Nach massivem Vertrauensverlust: François Hollande geht in die Offensive

Zehn Monate nach seinem Amtsantritt ist François Hollande so unpopulär wie kein Präsident vor ihm. Nur knapp ein Drittel der Franzosen vertrauen ihrem Staatsoberhaupt noch. Jetzt geht Hollande in die Offensive.

Frankreichs Präsident François Hollande wagte eine Anleihe bei der griechischen Mythologie. Nicht das Gewicht des Felsbrockens sei entscheidend, sagte er und beschrieb damit seine schwierige politische Aufgabe an der Spitze eines krisengeschüttelten Landes. Wichtig sei vielmehr, mit der Last auf dem Gipfel des Berges anzukommen. Wie er das zu erreichen gedenkt, will der Sisyphus im Elysée-Palast am Donnerstagabend den Franzosen in einem Fernsehinterview darlegen.

Nach zahlreichen Hiobsbotschaften der vergangenen Tage, etlichen Pannen in der Regierung und neuen Zahlen über den Ansehensverlust des Präsidenten und seiner Regierung erschien es Hollande dringlich, dieses „Rendezvous mit den Franzosen“, wie es einer seiner Berater nannte, zu suchen, um seine Politik zu erläutern und die Zweifel an seiner Amtsführung zu zerstreuen.
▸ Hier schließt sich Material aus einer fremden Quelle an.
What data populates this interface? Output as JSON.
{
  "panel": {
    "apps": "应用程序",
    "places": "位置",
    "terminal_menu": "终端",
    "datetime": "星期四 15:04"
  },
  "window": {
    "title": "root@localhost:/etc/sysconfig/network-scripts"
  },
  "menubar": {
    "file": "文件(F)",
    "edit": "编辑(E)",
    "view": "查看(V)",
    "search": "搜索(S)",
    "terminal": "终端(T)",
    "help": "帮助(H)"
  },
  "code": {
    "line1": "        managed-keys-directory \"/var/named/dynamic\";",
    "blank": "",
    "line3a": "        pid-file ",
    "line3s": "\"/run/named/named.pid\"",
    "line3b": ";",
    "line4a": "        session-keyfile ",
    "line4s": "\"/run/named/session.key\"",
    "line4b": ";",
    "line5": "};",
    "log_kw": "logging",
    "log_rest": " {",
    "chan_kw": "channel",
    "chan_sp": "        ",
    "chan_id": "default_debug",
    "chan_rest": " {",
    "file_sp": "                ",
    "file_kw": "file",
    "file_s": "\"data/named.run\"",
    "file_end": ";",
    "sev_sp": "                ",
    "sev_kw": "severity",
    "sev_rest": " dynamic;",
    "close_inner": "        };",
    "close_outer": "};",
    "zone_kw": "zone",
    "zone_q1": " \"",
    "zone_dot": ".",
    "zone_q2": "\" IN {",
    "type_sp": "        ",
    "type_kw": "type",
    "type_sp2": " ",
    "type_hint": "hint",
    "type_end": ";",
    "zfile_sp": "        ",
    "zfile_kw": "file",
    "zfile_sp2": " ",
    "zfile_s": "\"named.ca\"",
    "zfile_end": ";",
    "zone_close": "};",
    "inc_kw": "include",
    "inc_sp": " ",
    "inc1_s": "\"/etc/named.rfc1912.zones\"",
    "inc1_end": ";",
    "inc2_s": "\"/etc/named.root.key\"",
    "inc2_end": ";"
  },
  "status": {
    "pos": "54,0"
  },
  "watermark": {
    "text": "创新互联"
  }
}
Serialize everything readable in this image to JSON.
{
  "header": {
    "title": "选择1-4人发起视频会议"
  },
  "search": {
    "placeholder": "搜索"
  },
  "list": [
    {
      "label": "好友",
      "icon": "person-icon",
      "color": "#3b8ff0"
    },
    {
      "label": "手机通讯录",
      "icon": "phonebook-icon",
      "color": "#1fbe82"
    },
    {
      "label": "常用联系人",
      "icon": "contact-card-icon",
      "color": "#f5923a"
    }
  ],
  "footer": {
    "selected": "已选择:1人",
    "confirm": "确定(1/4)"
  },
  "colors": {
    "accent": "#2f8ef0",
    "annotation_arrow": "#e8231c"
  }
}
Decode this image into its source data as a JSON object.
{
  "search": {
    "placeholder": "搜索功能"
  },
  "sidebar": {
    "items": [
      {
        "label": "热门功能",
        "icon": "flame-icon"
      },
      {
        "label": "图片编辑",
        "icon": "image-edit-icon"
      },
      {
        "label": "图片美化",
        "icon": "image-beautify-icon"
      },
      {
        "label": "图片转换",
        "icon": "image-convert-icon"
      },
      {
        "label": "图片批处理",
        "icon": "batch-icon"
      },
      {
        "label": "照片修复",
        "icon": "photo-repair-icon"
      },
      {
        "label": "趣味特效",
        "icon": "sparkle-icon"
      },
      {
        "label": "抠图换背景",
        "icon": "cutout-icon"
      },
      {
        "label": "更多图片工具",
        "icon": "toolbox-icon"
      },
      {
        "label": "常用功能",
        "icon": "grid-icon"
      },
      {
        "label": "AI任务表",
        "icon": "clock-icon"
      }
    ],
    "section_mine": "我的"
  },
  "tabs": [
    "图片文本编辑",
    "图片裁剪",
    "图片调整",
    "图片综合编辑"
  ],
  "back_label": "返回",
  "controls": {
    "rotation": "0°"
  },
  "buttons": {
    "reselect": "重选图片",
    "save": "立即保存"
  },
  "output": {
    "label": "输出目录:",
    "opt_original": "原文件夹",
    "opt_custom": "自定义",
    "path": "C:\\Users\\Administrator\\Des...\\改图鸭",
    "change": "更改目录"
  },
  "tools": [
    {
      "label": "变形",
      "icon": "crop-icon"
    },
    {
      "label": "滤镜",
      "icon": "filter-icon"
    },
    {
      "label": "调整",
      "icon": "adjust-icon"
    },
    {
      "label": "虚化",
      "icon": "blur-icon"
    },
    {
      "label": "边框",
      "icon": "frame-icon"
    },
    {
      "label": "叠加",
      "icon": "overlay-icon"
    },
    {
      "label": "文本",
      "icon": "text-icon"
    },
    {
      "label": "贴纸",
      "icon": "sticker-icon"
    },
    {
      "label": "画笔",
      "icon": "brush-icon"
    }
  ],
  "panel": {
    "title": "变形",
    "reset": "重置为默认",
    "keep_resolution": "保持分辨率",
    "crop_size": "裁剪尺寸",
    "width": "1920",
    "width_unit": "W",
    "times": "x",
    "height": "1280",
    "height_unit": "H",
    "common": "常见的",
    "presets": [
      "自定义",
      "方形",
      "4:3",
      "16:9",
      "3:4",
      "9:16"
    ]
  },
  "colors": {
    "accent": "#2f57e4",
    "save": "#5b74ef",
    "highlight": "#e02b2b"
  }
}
Zu viel war in letzter Zeit zusammengekommen. Im Februar listete die Statistik 18 400 zusätzliche Arbeitslose auf. Mit 3,2 Millionen Jobsuchenden erreichte die Beschäftigungskrise fast das Rekordniveau von 1997. Die Wirtschaft stagniert, im letzten Quartal 2012 schrumpfte sie sogar. Erstmals seit vielen Jahren sank die Kaufkraft der Franzosen.

Kein Wunder, dass dem sozialistischen Präsidenten, wie die Umfragen der Meinungsforscher übereinstimmend ergeben, nur noch knapp ein Drittel der Franzosen vertrauen. Zehn Monate nach seinem Amtsantritt ist Hollande so unpopulär wie kein Präsident vor ihm. Selbst sein Vorgänger, der konservative Nicolas Sarkozy, konnte nach so kurzer Zeit immer noch bei 40 Prozent der Franzosen auf Zustimmung zählen. Hinzu kommt, dass Hollandes Premierminister Jean-Marc Ayrault genauso wenig populär ist wie der Präsident, während sich Sarkozy immerhin auf die hohen Sympathiewerte seines Regierungschefs François Fillon stützen konnte.

Als Hauptgrund dieses Ansehensverfalls nennen Meinungsforscher wie Roland Cayrol vom Institut Cevipof die Beschäftigungskrise, die sich für Franzosen nicht mehr nur als abstrakte Katastrophenmeldung vom Arbeitsmarkt darstellt. Immer mehr Menschen erleben in ihrem Umfeld, dass Unternehmen schließen und auf einen Schlag Hunderte von Mitarbeitern auf die Straße setzen. Das Gesicht der Krise liefern Väter, die lange vor dem Erreichen des Rentenalters ihren Job verlieren und nicht mehr vermittelt werden können, oder Jugendliche, die trotz einer soliden Ausbildung keine oder wenn überhaupt nur eine zeitlich begrenzte Anstellung finden.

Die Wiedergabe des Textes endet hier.